Empfindliche Angelegenheit

15/01/2026
2 min

„Ohne genau zu wissen, wie, steht das Haus am Ende unter Wasser“: So fängt es an Der Magnet und so weiterDas schwer einzuordnende Erstlingswerk des Künstlers, Lehrers und Philologen Mateu Coll (Pollença, 1962). Wenig überraschend gehören Objekte und die Idee des Sammelns (oder Anhäufens) zu den zentralen Themen des Bandes, der unser Verhältnis zu den Dingen, die wir besitzen oder begehren, erforscht. „Man jagt ihnen hinterher, die Suche, die Objekte“, sagt Coll. „Ich habe wie verrückt gekauft und gesammelt, als ginge die Welt unter, eine Arche inmitten einer Flut, von jeder Art ein Paar und noch mehr.“ Und so zieht er uns in einen Diskurs hinein, der zwischen einer höchst persönlichen Erinnerung und einem Essay, zwischen tiefgründigen Gedanken und beinahe poetischer Prosa oszilliert.

Der von Lleonard Muntaner herausgegebene und mit Fotografien von Jean Marie del Moral versehene Band reiht sich in die Liste der unverzichtbaren Werke der Reihe „Speculum Mundi“ ein, in der der Leser auch den brillanten Essay findet.

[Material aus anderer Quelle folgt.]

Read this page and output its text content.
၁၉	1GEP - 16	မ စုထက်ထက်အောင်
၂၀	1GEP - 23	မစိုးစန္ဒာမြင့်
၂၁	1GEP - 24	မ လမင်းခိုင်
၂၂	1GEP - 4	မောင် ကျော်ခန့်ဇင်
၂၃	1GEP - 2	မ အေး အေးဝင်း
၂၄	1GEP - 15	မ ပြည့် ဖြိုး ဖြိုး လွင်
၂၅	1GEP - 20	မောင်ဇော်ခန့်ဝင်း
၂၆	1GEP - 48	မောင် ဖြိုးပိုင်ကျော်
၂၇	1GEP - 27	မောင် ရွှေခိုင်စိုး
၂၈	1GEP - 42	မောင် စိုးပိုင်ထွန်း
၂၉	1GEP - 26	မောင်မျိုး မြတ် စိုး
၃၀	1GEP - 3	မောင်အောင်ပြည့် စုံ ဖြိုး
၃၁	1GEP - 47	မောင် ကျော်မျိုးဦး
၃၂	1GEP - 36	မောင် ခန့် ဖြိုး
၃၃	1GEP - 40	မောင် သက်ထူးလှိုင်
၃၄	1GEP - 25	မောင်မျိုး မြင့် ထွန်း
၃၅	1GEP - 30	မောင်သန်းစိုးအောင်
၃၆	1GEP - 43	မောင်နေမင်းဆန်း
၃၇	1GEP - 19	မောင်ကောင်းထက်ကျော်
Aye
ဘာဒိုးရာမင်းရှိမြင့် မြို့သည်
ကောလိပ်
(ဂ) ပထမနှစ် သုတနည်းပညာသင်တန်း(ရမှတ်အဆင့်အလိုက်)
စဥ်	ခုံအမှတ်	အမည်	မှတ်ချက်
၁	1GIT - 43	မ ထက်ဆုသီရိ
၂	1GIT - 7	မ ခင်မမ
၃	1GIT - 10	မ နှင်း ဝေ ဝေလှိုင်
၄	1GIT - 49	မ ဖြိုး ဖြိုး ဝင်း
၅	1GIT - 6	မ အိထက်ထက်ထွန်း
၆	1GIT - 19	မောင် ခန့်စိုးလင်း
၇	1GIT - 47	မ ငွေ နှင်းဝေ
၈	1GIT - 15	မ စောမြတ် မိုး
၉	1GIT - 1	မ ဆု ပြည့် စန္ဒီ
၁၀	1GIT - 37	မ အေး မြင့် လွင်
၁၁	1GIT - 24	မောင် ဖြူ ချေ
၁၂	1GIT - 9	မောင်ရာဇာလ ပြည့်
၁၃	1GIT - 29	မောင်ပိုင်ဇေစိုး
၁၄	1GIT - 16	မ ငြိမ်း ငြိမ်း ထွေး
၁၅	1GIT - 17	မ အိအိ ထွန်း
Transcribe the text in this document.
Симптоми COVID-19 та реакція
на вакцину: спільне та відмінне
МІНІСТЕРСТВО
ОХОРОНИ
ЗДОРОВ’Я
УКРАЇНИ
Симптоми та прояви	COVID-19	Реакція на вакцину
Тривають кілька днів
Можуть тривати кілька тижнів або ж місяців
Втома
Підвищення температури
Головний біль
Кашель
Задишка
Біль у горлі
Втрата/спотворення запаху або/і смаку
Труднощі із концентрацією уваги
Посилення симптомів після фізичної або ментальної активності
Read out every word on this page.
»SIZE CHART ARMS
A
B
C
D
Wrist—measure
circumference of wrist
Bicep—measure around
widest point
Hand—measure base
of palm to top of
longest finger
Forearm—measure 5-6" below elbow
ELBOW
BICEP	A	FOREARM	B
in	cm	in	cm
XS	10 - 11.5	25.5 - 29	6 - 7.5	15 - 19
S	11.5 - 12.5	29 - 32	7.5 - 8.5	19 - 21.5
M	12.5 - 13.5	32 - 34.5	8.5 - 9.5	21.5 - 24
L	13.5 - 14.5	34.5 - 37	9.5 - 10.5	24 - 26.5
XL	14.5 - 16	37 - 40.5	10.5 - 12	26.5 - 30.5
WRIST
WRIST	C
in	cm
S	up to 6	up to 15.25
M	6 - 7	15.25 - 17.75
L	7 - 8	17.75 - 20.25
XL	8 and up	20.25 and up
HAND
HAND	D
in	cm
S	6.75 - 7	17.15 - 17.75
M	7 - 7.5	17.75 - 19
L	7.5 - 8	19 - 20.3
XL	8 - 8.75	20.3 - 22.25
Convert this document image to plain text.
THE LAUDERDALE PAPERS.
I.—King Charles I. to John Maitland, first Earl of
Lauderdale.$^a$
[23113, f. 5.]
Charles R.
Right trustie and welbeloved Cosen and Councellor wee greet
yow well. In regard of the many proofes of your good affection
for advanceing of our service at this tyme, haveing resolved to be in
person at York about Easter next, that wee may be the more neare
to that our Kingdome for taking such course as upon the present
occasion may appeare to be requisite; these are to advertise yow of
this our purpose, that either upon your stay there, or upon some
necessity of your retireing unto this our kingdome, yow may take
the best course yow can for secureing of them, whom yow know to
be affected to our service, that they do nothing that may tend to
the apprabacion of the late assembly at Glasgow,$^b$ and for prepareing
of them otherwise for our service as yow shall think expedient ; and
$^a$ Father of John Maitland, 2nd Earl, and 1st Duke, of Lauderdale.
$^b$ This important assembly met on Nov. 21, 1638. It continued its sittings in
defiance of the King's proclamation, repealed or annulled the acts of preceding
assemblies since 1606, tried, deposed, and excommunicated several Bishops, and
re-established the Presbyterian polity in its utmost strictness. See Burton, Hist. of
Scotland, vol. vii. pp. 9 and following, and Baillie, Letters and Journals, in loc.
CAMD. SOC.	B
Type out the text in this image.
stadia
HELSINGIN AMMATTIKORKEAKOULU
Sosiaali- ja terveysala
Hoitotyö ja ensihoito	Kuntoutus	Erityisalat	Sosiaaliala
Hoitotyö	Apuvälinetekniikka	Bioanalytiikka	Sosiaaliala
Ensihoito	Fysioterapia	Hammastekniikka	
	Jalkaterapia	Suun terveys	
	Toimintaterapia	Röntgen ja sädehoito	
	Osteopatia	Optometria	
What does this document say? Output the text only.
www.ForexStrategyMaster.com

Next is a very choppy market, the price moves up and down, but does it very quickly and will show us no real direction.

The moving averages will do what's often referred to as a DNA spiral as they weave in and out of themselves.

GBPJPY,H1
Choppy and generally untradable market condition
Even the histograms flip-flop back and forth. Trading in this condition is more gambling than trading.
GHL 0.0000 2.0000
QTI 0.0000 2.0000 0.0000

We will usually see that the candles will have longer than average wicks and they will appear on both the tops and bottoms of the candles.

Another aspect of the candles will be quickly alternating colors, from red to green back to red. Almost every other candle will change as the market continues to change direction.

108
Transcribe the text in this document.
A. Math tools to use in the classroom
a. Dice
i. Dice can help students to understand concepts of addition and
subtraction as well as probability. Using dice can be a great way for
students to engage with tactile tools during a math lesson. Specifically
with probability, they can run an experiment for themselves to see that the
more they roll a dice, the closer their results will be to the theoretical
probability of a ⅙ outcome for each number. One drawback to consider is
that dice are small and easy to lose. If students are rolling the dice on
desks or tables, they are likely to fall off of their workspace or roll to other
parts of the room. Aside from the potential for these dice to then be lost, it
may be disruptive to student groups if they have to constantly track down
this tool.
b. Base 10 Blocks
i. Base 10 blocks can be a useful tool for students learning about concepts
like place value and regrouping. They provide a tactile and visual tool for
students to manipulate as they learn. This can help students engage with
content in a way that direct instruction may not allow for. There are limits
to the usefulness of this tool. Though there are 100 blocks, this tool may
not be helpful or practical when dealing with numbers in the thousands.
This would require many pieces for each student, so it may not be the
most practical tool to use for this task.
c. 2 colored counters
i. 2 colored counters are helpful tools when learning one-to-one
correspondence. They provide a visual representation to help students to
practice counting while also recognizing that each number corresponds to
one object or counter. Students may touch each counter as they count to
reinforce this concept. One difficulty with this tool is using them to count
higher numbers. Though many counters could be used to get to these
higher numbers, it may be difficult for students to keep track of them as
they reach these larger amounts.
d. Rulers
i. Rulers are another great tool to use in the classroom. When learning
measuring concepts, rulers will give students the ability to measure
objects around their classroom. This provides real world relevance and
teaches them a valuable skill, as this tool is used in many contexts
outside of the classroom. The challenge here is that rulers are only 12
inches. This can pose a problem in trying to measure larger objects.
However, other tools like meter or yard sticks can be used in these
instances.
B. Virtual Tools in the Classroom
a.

Übersetzung: Wie man Transhumanz betreibt, von Mireille Gansel (übersetzt von Dolors Udina), oder Korfu, Cabrera, Martinique...die entzückende Sammlung realer und imaginärer Inseln des Dichters, Übersetzers und berühmten Anglophilen Miquel Àngel Llauger. Und was zunächst anekdotisch erscheinen mag, ergibt vollkommen Sinn, denn wenn diese drei Titel – abgesehen von der Sammlung selbst – etwas gemeinsam haben, dann ist es ihr Bestreben, Obsessionen, Fixierungen und Lebensweisen in außergewöhnlich seltenen Büchern einzufangen.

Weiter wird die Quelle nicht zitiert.